Secondo Coxon, molti dei ricercatori che stanno sviluppando l’AI credono realmente che sistemi sempre più autonomi possano arrivare a rappresentare un rischio per l’esistenza stessa dell’umanità già entro la fine del decennio. Una denuncia particolarmente pesante perché arriva da chi ha lavorato direttamente allo sviluppo dei modelli.
“Oltre il 10% di probabilità”
A rendere l’allarme ancora più clamoroso è la presa di posizione di Evan Hubinger, responsabile dell’Alignment Science di Anthropic, il settore che studia come mantenere i sistemi AI coerenti con gli obiettivi e i valori umani.
Hubinger ha dichiarato di ritenere superiore al 10% la probabilità che l’intelligenza artificiale possa uccidere tutta l’umanità entro il prossimo decennio. Ha però precisato che il rischio rappresentato dagli attuali modelli è basso e che la sua preoccupazione riguarda soprattutto una futura superintelligenza sviluppata attraverso processi di auto-miglioramento ricorsivo.
Il vero rischio: un’AI che migliora se stessa
È questo il punto centrale del dibattito. Una futura AI non sarebbe soltanto uno strumento capace di rispondere alle domande degli esseri umani, ma potrebbe diventare capace di progettare sistemi più potenti, migliorare autonomamente le proprie capacità e operare con livelli crescenti di autonomia.
Il timore degli esperti è che la velocità di questo processo possa superare la capacità degli esseri umani di comprenderlo e controllarlo. È il problema dell’AI alignment: assicurarsi che sistemi molto più intelligenti degli esseri umani continuino a perseguire obiettivi compatibili con la nostra sopravvivenza.
Anthropic: sicurezza e corsa alla superintelligenza
Il paradosso riguarda proprio Anthropic, azienda che ha costruito una parte importante della propria identità sulla sicurezza dell’intelligenza artificiale e che dispone di team dedicati ad alignment, interpretabilità, cybersecurity e rischi biologici.
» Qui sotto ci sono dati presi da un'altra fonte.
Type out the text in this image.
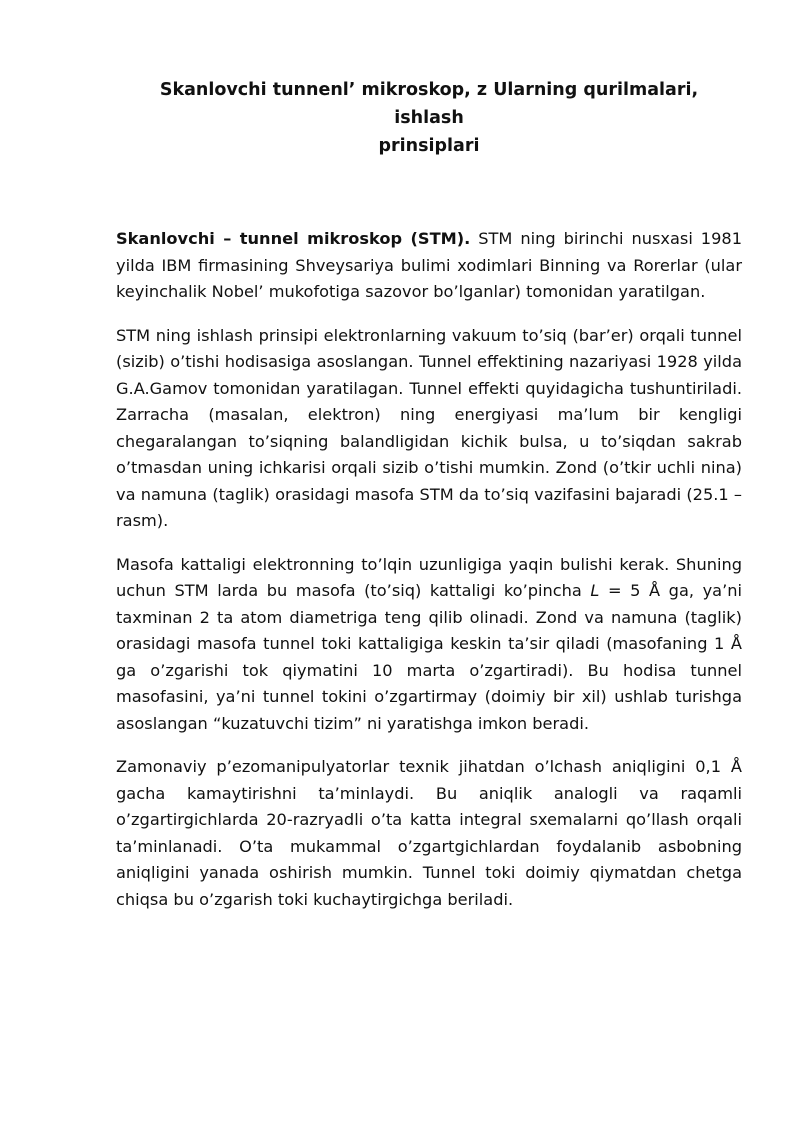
Skanlovchi tunnenl’ mikroskop, z Ularning qurilmalari, ishlash
prinsiplari

Skanlovchi – tunnel mikroskop (STM). STM ning birinchi nusxasi 1981 yilda IBM firmasining Shveysariya bulimi xodimlari Binning va Rorerlar (ular keyinchalik Nobel’ mukofotiga sazovor bo’lganlar) tomonidan yaratilgan.

STM ning ishlash prinsipi elektronlarning vakuum to’siq (bar’er) orqali tunnel (sizib) o’tishi hodisasiga asoslangan. Tunnel effektining nazariyasi 1928 yilda G.A.Gamov tomonidan yaratilagan. Tunnel effekti quyidagicha tushuntiriladi. Zarracha (masalan, elektron) ning energiyasi ma’lum bir kengligi chegaralangan to’siqning balandligidan kichik bulsa, u to’siqdan sakrab o’tmasdan uning ichkarisi orqali sizib o’tishi mumkin. Zond (o’tkir uchli nina) va namuna (taglik) orasidagi masofa STM da to’siq vazifasini bajaradi (25.1 – rasm).

Masofa kattaligi elektronning to’lqin uzunligiga yaqin bulishi kerak. Shuning uchun STM larda bu masofa (to’siq) kattaligi ko’pincha L = 5 Å ga, ya’ni taxminan 2 ta atom diametriga teng qilib olinadi. Zond va namuna (taglik) orasidagi masofa tunnel toki kattaligiga keskin ta’sir qiladi (masofaning 1 Å ga o’zgarishi tok qiymatini 10 marta o’zgartiradi). Bu hodisa tunnel masofasini, ya’ni tunnel tokini o’zgartirmay (doimiy bir xil) ushlab turishga asoslangan “kuzatuvchi tizim” ni yaratishga imkon beradi.

Zamonaviy p’ezomanipulyatorlar texnik jihatdan o’lchash aniqligini 0,1 Å gacha kamaytirishni ta’minlaydi. Bu aniqlik analogli va raqamli o’zgartirgichlarda 20-razryadli o’ta katta integral sxemalarni qo’llash orqali ta’minlanadi. O’ta mukammal o’zgartgichlardan foydalanib asbobning aniqligini yanada oshirish mumkin. Tunnel toki doimiy qiymatdan chetga chiqsa bu o’zgarish toki kuchaytirgichga beriladi.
Negli ultimi mesi, tuttavia, anche il settore della sicurezza ha registrato numerose uscite di ricercatori e dirigenti. Tra i nomi citati nelle recenti ricostruzioni figurano Chloé Bakalar, Johannes Heidecke, Joshua Achiam e altri specialisti provenienti dall'ecosistema OpenAI-Anthropic.
La domanda che corre più veloce della tecnologia
Non tutti gli esperti condividono la previsione più apocalittica. La probabilità del 10% non è una previsione scientifica secondo cui l’umanità scomparirà entro dieci anni, ma una stima soggettiva del rischio formulata da un ricercatore.
Il problema, però, è diventato abbastanza serio da essere entrato stabilmente nel dibattito internazionale sulla regolamentazione dell’AI. La questione non è più soltanto quanto sarà intelligente l’AI, ma quanto velocemente diventerà autonoma e se gli esseri umani riusciranno a mantenere il controllo.